You can reduce your water and sewer expenses by conserving water throughout your home, below are a few tips. You can also read our 25 facts about water document.
In the Bathroom
Don't leave the faucet running when you use the sink. Instead, fill a glass to brush your teeth or partially fill the basin to wash or shave. Turn the water on again to rinse your brush, razor, or washcloth.
Install a water-saving shower head. Older heads use 5-10 gallons per minute (gpm). All new fixtures use approximately 2.5 gpm and offer equal water coverage and force.
Install a faucet aerator on the bathroom faucets. Many high water consumption problems stem from toilets, which slowly leak water because of bad valves, improperly positioned float arms, or defective overflow tubes.
Don't use your toilet as a wastebasket; unnecessary flushing wastes water.
If you do not already have a water-saving toilet, or conservation device, consider putting a jug filled with water in your toilet tank to take up space. Your tank will fill more quickly and you will use less water per flush.
In the Kitchen
Rinse dishes, vegetables, and fruits in a filled basin, rather than under running water. Water your plants with left-over rinse water. Plants also love fish tank water.
Wash only full loads in the dishwasher; use the "light wash" setting when possible.
Install a faucet aerator on the kitchen faucet available from the your local hardware or department store.
Keep a jug of chilled water in the refrigerator for drinking. It tastes better this way, too.
In the Laundry
Wash only full loads of clothing and hand wash single garments.

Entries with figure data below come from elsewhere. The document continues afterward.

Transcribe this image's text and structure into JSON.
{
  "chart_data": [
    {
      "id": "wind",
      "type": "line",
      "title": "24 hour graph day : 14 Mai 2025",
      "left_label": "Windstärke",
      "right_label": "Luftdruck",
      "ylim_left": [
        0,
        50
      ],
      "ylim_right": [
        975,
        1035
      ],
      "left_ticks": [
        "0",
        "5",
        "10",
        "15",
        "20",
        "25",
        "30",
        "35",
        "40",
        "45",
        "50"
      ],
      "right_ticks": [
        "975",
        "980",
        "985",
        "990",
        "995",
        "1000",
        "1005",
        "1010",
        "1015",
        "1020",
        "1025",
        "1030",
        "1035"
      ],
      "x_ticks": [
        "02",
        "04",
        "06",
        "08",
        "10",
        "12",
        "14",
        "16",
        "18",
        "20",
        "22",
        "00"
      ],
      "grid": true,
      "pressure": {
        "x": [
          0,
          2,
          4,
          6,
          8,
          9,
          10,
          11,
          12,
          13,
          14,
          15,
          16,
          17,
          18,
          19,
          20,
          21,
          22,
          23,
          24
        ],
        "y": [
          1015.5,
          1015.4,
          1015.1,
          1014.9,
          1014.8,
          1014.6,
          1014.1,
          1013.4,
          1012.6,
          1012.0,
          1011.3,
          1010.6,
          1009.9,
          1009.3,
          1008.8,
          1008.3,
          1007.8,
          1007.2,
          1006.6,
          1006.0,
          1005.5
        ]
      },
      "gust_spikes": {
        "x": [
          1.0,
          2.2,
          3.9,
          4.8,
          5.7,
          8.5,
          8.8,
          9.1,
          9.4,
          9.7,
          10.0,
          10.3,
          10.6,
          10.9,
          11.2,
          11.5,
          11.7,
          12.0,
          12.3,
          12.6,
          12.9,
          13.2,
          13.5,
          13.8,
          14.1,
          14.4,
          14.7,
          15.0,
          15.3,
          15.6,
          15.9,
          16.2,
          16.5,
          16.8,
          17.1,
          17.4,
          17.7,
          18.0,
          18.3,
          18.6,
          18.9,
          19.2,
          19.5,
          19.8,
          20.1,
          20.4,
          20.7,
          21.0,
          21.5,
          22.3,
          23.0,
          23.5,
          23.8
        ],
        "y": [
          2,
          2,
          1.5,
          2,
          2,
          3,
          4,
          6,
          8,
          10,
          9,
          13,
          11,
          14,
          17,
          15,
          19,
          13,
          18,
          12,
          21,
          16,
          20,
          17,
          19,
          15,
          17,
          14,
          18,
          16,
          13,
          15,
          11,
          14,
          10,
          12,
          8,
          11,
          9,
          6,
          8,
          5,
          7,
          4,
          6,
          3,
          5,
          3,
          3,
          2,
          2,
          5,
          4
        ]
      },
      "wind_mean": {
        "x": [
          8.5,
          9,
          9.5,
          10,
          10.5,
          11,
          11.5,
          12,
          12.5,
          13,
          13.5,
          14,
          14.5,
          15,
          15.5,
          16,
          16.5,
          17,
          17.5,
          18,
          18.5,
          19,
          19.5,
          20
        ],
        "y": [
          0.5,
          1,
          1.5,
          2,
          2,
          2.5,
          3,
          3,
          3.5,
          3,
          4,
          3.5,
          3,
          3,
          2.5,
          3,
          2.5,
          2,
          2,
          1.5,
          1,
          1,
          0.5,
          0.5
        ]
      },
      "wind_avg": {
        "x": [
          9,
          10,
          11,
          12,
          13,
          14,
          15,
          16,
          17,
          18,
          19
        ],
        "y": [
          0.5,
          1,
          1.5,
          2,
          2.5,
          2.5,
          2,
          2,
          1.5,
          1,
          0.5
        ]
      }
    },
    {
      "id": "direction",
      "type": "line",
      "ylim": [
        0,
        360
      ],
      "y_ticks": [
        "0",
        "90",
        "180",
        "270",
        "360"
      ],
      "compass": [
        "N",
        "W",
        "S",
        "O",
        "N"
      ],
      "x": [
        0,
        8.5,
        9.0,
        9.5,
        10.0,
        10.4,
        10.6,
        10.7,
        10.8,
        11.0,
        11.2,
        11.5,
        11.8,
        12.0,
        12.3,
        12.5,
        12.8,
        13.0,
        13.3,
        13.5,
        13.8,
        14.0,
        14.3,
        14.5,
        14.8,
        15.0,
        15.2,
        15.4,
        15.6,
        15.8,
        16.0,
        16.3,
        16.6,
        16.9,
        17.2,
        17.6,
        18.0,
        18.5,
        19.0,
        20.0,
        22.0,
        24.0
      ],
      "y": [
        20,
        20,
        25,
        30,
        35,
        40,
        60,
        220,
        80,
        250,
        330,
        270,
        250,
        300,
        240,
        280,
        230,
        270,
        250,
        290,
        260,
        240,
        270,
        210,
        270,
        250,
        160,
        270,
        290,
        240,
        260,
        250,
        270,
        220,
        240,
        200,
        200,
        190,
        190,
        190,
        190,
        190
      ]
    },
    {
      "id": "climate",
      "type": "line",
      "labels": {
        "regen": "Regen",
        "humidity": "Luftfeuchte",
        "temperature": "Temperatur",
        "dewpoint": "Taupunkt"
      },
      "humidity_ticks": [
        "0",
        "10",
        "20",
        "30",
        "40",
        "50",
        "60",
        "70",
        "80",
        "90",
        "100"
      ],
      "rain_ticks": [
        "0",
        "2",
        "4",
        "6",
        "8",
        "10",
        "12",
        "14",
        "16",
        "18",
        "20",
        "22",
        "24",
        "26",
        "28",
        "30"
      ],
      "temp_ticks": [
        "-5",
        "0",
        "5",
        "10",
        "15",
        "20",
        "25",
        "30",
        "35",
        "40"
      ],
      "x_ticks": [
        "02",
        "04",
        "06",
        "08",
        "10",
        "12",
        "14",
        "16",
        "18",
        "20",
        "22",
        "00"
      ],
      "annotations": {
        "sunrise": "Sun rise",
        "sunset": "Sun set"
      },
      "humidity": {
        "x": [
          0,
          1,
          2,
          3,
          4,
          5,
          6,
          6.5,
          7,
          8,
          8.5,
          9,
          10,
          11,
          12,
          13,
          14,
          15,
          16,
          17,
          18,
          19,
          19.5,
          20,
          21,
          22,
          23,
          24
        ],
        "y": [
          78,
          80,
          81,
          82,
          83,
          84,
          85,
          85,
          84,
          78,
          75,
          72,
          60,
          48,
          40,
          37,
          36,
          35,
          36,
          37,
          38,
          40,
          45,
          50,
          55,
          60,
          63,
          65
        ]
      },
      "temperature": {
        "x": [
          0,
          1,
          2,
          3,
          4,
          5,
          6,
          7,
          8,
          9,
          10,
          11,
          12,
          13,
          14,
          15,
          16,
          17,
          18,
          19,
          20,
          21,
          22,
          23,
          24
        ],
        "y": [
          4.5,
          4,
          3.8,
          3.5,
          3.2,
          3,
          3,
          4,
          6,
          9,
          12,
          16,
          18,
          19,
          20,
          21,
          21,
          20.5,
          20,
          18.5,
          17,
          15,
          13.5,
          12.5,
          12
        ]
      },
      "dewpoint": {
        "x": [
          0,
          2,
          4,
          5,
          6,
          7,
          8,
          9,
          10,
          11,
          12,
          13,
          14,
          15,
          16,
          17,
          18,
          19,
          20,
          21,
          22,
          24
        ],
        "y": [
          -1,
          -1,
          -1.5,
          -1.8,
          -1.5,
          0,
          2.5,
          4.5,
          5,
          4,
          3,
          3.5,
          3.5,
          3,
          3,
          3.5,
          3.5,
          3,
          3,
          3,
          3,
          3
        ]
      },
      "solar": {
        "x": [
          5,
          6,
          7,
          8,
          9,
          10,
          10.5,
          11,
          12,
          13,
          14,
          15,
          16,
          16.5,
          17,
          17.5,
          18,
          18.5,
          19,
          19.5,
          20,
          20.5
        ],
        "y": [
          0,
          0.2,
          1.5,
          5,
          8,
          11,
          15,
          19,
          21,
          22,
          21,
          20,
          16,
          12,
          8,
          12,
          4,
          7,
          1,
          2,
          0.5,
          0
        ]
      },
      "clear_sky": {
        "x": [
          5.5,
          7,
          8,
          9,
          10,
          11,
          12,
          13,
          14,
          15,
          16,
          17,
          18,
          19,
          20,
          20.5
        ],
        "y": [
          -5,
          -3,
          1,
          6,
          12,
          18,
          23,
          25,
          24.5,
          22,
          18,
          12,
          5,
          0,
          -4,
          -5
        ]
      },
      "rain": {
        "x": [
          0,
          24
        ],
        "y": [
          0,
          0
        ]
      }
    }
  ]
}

Consider purchasing a suds saver for reusing lightly soiled wash water.
Water your lawn only in the cool parts of the day to minimize evaporation. How much is enough? Place a tuna or cat food can on the lawn in reach of the sprinkler. When the can is full, your yard has had sufficient watering (1"). Light sprinklings tend to evaporate quickly and encourage shallow root growth. Heavy sprinklings run off and waste water. Listen to weather forecasts to avoid unnecessary watering. Avoid watering the driveway and street, too.
Let your grass grow longer in warm months to discourage evaporation and lawn burn.
Limit the amount of turf in your yard and grow plants, which require little water.
Sweep off your driveway, walks, and patio rather than hosing them off.
Buy a trigger nozzle for your hose rather than leaving the water running between uses.
Cover pools when not in use to prevent evaporation.
Mulch outdoor plants to help the soil retain moisture.